Piraci z Karaibów: Skrzynia umarlaka


wersja do druku

Płyńcie na ten film!

Redakcja: Piotr 'Nasstar' M.

Piraci z Karaibów: Skrzynia umarlaka
repek: Yo ho, yo ho, a pirate’s life for me!

Magda: Nie śpiewaj, bo to przynosi pecha, szczególnie w twoim wykonaniu.

repek: Wybacz, to silniejsze ode mnie. Szczególnie, gdy tak długo czekało się na drugą część Piratów z Karaibów! Na sequel filmu genialnego, perfekcyjnego w konstrukcji i klimacie. Filmu, który robiono jeszcze bez przekonania, iż okaże się gigantycznym sukcesem. A gdy się już udało, tym większa obawa, że w kontynuacji dojdzie do klęski.

Magda: Ja nie czekałam na kontynuację Czarnej Perły, lecz na ekranizację mojej ukochanej gry z dzieciństwa, czyli Curse of the Monkey Island. I już w pierwszych paru minutach, kiedy to Jack Sparrow przepływa morze w trumnie, dostałam to, czego chciałam.

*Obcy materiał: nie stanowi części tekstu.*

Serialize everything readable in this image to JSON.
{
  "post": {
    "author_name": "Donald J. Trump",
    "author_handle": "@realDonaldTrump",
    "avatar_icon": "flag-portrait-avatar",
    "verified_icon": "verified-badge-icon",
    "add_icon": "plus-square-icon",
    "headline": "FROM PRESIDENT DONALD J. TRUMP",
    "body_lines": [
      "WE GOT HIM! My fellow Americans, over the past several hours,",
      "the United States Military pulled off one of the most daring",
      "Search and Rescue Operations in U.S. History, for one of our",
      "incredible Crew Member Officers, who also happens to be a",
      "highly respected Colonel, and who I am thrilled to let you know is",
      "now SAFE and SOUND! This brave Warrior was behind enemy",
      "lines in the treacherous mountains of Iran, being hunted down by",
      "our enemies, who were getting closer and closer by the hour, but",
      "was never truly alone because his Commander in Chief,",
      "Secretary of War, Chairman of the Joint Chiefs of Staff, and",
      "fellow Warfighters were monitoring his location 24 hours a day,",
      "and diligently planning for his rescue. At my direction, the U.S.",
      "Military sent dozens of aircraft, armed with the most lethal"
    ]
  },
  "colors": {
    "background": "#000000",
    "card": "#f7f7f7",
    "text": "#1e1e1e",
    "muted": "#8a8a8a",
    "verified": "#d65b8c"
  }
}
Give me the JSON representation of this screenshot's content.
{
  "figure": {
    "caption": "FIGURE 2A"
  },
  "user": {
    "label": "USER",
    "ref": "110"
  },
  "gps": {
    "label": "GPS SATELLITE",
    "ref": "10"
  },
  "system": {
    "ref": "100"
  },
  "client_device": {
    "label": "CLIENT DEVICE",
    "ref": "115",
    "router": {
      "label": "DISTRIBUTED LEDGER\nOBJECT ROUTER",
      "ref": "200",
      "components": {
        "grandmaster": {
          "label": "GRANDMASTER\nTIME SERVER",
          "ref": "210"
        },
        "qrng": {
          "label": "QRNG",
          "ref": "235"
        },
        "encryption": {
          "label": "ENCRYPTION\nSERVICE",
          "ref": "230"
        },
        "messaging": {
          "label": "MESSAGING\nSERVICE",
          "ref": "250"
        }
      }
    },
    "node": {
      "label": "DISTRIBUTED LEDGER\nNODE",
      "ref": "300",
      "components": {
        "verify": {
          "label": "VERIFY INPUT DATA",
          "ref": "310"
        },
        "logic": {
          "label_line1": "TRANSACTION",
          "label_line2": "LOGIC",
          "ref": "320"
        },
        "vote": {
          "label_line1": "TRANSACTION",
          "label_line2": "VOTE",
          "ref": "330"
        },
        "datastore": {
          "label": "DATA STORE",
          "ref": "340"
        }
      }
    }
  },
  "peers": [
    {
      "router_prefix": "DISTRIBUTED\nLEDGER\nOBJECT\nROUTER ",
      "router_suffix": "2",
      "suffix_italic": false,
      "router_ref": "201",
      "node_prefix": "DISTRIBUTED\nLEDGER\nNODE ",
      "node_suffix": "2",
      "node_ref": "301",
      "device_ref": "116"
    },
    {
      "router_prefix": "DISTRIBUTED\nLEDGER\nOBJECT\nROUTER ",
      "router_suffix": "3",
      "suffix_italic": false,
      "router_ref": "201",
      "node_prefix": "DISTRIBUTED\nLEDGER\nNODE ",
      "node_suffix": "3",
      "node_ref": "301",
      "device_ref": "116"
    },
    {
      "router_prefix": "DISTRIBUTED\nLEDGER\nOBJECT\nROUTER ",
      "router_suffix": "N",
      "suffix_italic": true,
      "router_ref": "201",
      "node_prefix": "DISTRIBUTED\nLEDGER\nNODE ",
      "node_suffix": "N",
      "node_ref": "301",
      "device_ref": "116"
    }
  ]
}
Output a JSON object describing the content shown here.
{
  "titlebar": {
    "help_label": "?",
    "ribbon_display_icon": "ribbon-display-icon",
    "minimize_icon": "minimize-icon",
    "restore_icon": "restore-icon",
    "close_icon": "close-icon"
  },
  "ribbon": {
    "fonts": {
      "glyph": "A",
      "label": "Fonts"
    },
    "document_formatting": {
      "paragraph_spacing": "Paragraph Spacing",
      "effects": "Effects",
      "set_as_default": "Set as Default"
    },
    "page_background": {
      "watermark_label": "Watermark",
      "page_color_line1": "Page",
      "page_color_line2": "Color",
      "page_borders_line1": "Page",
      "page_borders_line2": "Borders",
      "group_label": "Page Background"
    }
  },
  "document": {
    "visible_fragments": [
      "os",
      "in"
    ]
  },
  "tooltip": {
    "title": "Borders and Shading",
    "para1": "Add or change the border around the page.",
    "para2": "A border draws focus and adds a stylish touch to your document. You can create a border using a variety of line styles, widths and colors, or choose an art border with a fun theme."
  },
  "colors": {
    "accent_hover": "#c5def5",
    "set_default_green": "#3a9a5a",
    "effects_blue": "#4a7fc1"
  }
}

repek: A jednak twórcy sequeli często popełniają kilka grzechów głównych. Przede wszystkim zbyt nahalnie czerpią ze skarbca sprawdzonych chwytów i powtarzają raz opowiedziane dowcipy. Z jednej strony dzięki temu szybko dajemy się wciągnąć w znany klimat i konwencję, ale nadmiar podobnych mrugnięć okiem potrafi być męczący. W Skrzyni umarlaka twórcy chwilami chyba nie wierzyli w dobrą pamięć starych widzów lub myśleli o nowych (to tacy gdzieś się uchowali?)...

Magda: W zakończeniu pierwszej części widz pozostawiony został na szerokich wodach doskonałego humoru i zabawy konwencją filmu o piratach. W części drugiej jest powoli kierowany ku głębinom (jak na film przygodowy oczywiście) psychologii bohaterów. Prosto z egzotycznej dżungli pełnej gagów i szaleńczych gonitw, fabuła obiera kurs na bardziej dramatyczną i mroczną tematykę.

repek: Co może być sporym szokiem dla większości widzów, którzy spodziewaliby się wyłącznie lekkiej, choć inteligentnie opowiedzianej rozrywkowej historii. W Klątwie Czarnej Perły Jack od początku do końca kreował świat wokół siebie. Tymczasem minęło nieco czasu, a postrzelony kapitan stracił sporo ze swej słynnej (i osławionej) pewności siebie i nie gra już pierwszych skrzypiec. Tudzież na akordeonie.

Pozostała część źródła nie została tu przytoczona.